Comme ce fut souvent le cas dans la filmographie de Terrence Malick, son neuvième film est construit sur un scénario lapidaire. Austin, Texas, dans le milieu de scène rock : un chanteur compositeur dont on ne connaît que les initiales BV (Ryan Gosling) s’éprend de Faye, une jeune musicienne (Rooney Mara). En quête de succès, les deux gravitent autour de Cook, un producteur influent (Michael Fassbender). Ténébreux et débauché, ce dernier entretient une relation avec une ancienne instit devenue serveuse dans un diner (Natalie Portman), les push-up, minijupes et bottes hautes qui vont avec. Leurs relations croisées seront faites de séduction, d’obsession et de trahison. Par sa composition kaléidoscopique, Song to Song rappelle Knight of Cups, la structure chapitrée en moins, les rapports entremêlés dans une ronde à la chronologie éclatée en plus. Tout est dans le titre : le récit dérive et vogue, de chanson en chanson, de contingence en contingence, d’aventure en aventure. Du sexe violent à l’étreinte douce en passant par la posture de soumission, le film épouse les errances de ces wannabe qu’on ne verra ni composer ni véritablement interpréter le moindre morceau. Dans ce maëlstrom d’expériences tâtonnantes, parfois violemment érotiques, parfois sensiblement sensuelles, toujours méditées, Faye apparaît comme figure centrale sans que jamais le point de vue ne s’ancre définitivement. On se souvient que To the Wonder faisait du sentiment amoureux son sujet principal, réduisant ses personnages à des silhouettes flottantes et mutiques ; à son tour, Song to Song transcende les acteurs de ce carré amoureux – plus incarnés – pour tenter de saisir leur expérience plutôt que leur psychologie. Shane Hazen, monteur sur The Tree of Life et To the Wonder, explique dans les pages du dernier numéro de So Film que Malick et ses monteurs ont développé une méthode de « triangulation » en salle de montage : « Pour chaque scène, Terry veut que nous fassions trois versions différentes, en prenant par exemple le point de vue de trois personnages différents. Ensuite, il va choisir ce qu’il préfère dans chaque version et essayer de les mélanger. » Nouvelle preuve que le cinéma de Terrence Malick est animé par le désir de saisir l’essence des choses, du monde et de leur expérience, ce qui le lie à un inconscient bien plus jungien que freudien, nous y reviendrons.

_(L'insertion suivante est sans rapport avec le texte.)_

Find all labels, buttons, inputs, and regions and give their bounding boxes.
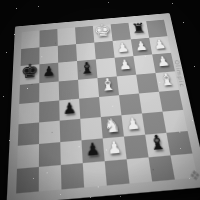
square-a2	[17, 144, 39, 169]
board-dust-speckles	[15, 26, 16, 27]
square-d1	[83, 161, 107, 187]
square-c7	[58, 44, 77, 62]
square-a6	[20, 64, 39, 85]
square-c2	[60, 140, 83, 165]
square-h2	[166, 131, 192, 155]
square-a3	[18, 122, 39, 145]
square-d4	[79, 97, 101, 119]
square-h6	[152, 53, 175, 73]
square-h7	[149, 36, 171, 54]
square-b3	[39, 121, 60, 144]
square-c3	[60, 119, 82, 142]
board-grid: ♚♜♟♟♟♚♟♝♟♟♝♝♟♞♟♟♟♝	[16, 20, 197, 194]
square-b7	[39, 46, 58, 65]
square-b4	[39, 100, 60, 122]
square-a8	[21, 31, 39, 49]
square-c4	[59, 99, 80, 121]
square-c5	[59, 80, 79, 101]
square-e5	[97, 76, 119, 97]
corner-emblem-icon: ❖	[188, 167, 200, 184]
square-d8	[75, 26, 94, 44]
square-d6	[77, 59, 97, 79]
square-d3	[80, 117, 102, 140]
square-c1	[61, 163, 84, 189]
square-e8	[93, 24, 113, 42]
square-b6	[39, 63, 58, 83]
square-e1	[105, 159, 130, 185]
square-b2	[39, 142, 61, 167]
square-d7	[76, 43, 96, 61]
square-h3	[163, 110, 188, 133]
square-c8	[57, 27, 76, 45]
square-b1	[39, 165, 62, 191]
square-d2	[81, 138, 104, 163]
square-e4	[99, 95, 121, 117]
square-h8	[146, 20, 167, 38]
square-a5	[19, 83, 39, 104]
photo-scene: ♚♜♟♟♟♚♟♝♟♟♝♝♟♞♟♟♟♝ Olimpic ❖	[0, 0, 200, 200]
background-dust-speckles	[0, 0, 1, 1]
square-f7	[113, 39, 134, 57]
square-a1	[16, 167, 39, 194]
square-a4	[19, 102, 40, 124]
square-h4	[159, 90, 183, 112]
square-b5	[39, 81, 59, 102]
square-d5	[78, 78, 99, 99]
square-e6	[96, 58, 117, 78]
square-e3	[101, 115, 124, 138]
square-e7	[94, 41, 114, 59]
square-b8	[39, 29, 57, 47]
square-c6	[58, 61, 78, 81]
chess-board: ♚♜♟♟♟♚♟♝♟♟♝♝♟♞♟♟♟♝ Olimpic ❖	[7, 13, 200, 200]
square-e2	[103, 137, 127, 162]
square-a7	[21, 47, 40, 66]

“We in the future now. Just because the whole world’s gone dwanky, Doesn’t mean we fuckin’ gonna go out like that too. Fuck the system. We have our own system. We make our own rules. We don’t answer to no one.”
Ceux qui se contentent de rabâcher que Terrence Malick se répète jusqu’à s’autoparodier ne l’avaient sans doute pas vu venir : Song to Song s’ouvre sur une scène de mosh pit rythmée par le titre le plus hardcore de Die Antwoord. Si les paroles de « Never Le Nkemise 2 » peuvent être comprises comme annonçant la mentalité libertaire du milieu qui sera dépeint, nous pouvons également y voir une note d’intention adressée par le réalisateur. La voix-over qui annonçait poliment, dans les premières secondes de Knight of Cups, que le parcours du personnage allait être rapporté sous la forme d’un rêve cède donc sa place à la formule plus provocatrice de Ninja, le chanteur du groupe sud-africain. Nous traduisons : « Nous vivons désormais dans le futur. Ce n’est pas parce que le monde part en couilles qu’il en va de même pour nous. On emmerde le système. On a notre propre système. On érige nos propres règles et nous n’avons de compte à rendre à personne. »
Jamais film de Terrence Malick ne s’était si peu soucié de la chronologie des images. Si sa proposition ne se veut pas futuriste, elle est en tout cas unique dans sa manière de s’affranchir de toutes les règles classiques en termes de narration. Ajoutée à la variation de la qualité de l’image (oui, on retrouve dans Song to Song des fragments tournés à la Gopro), à une focale si courte qu’elle déforme les corps et aux mouvements toujours plus rapides du Steadycam, cette structure éclatée parvient à rendre compte de la force de l’instant, rendant déplacée toute tentative de recoller les morceaux et de reconstruire le récit de manière linéaire. Ce qui intéresse Malick, et ce qu’il faut donc chercher comme expérience devant un film comme celui-ci, c’est l’évocation d’un moment, la retranscription d’une perception fugace ou d’un sentiment méditatif global. Lorsqu’elle est saisie – que ce soit par un mouvement de caméra, la captation d’un instant privilégié ou la tonalité d’une voix-over – et reçue par le spectateur capable d’ouvrir ses sens et son esprit, cette évocation est à même de provoquer une vertigineuse impression de réalisme. De son propre aveu, Malick ne cherche rien d’autre que « d’attraper la vie au vol. » [1]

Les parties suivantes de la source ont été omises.